Unutmayın ki, çoğu alkol şekerden üretiliyor. Üzüm şekerinden rakı, şarap, elma şekerinden elma likörü yapılıyor.
Mahrumiyet diyetleri neden tutmaz?
Diyetlerin çoğunun başarısız olmasının sebebi, bizi sevdiğimiz yiyeceklerden ve hayat tarzı seçimlerinden mahrum bırakmaları oluyor.
Acemi diyet uzmanları ya da kötü programlanmış diyetler ne yazık ki bu hatayı sık yapıyor, bizi her zamanki yaşam tarzımızdan vazgeçip lezzetsiz şeylere yönelmeye zorluyor. Bu da kısa bir süre sonra bizi “mahrum kalma hissi” ile baş başa bırakıyor. Sonuç mu?
İşte o diyetler çok geçmeden rafa kaldırılıyor, listeler yırtılıp tavsiyeler unutuluyor. Oysa yapılması gereken son derece basit. Yiyeceğin keyfini ve lezzetini değil miktarlarını azaltmak lazım.

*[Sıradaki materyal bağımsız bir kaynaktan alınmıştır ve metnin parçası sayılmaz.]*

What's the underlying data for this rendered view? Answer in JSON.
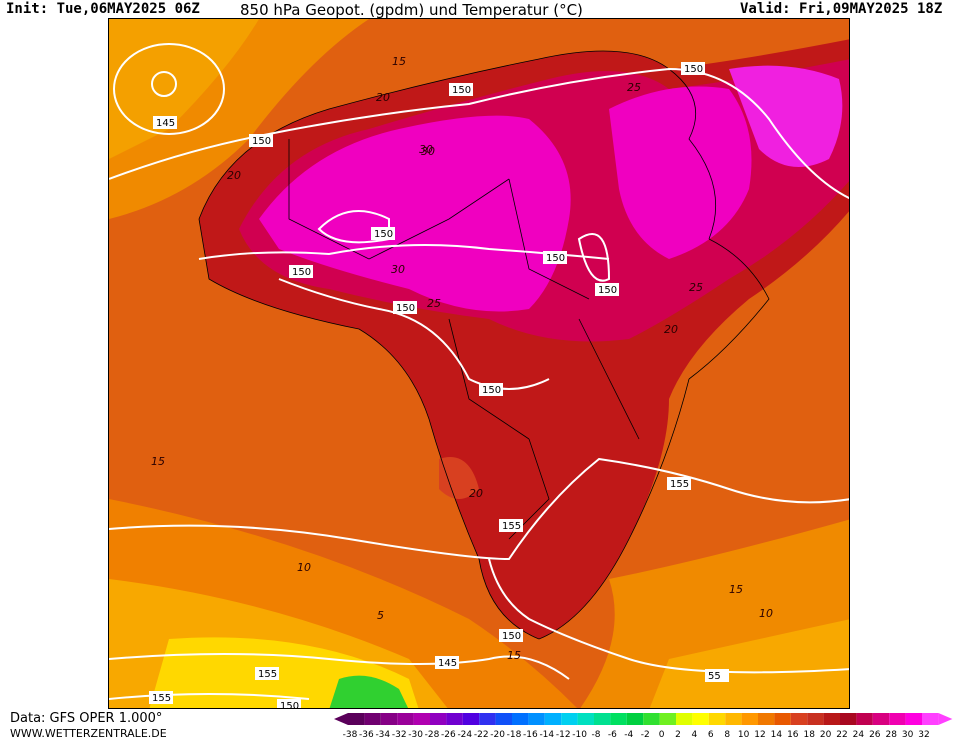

Bunu yaparken de agresif davranmak yerine düzenli aktivitenin getireceği avantajdan faydalanmak daha doğru bir yol.
Günün birinde diyet yapmak zorunda olursanız vazgeçemeyeceğiniz yiyecekleri beslenme uzmanınızla açıkça konuşun. Onlar size mutlaka bir çözüm bulacaklardır.
Şu ayrıntıyı da unutmayın: Damak tadımız sadece ağzımızda değil, aynı zamanda beynimizdedir. Biz keyif duyacağımızı düşündüğümüz şeylerden daha çok hoşlanıyoruz. Bu da düşünce kontrolünün önemini gündeme getiriyor.
Meyve yeme sanatı
Meyvelerde bulunan fruktozun fazlasının da sağlığa zararlı olduğunu unutmayın. Tabii ki mineraller, vitaminler ve antioksidanlar açısından harika kaynaklar olan meyveleri hayatınızdan tamamen çıkarmanızı önermem ama miktarı abartmayın.
Bir oturuşta 1 kilo portakal ya da elma yiyenler bilirim ve çoğu maalesef çok sağlıklı bir iş yaptıklarını düşünürler! Meyve tüketimindeki ilk kural miktarı abartmamaktır. Çünkü karaciğeriniz ancak belli bir miktar meyve şekerini tolere edebiliyor.
İkinci kural ise meyve yiyecekseniz meyvenin kendisini yemenizdir. Suyunu sıkıp içmek, onu blender’dan geçirmek büyük bir hata! Çünkü o zaman fruktoz hemen emilir ve karaciğere daha hızlı ulaşarak trigliserid yağına dönüştürülür. Ayrıca sadece tam olarak yenen tek bir portakal, sıkılarak elde edilen iki-üç portakaldan çok daha az miktarda fruktoz içerir.
Kısacası meyve yiyecekseniz tam olarak, hatta mümkünse kabuğuyla yemeye özen gösterin. Taze sıkılmış bile olsa, bol meyve suyu içmek karaciğerinize zarar verir.
Canınız meyve suyu içmeyi çok istiyorsa da, 50 mililitreden fazla içmemeye dikkat edin.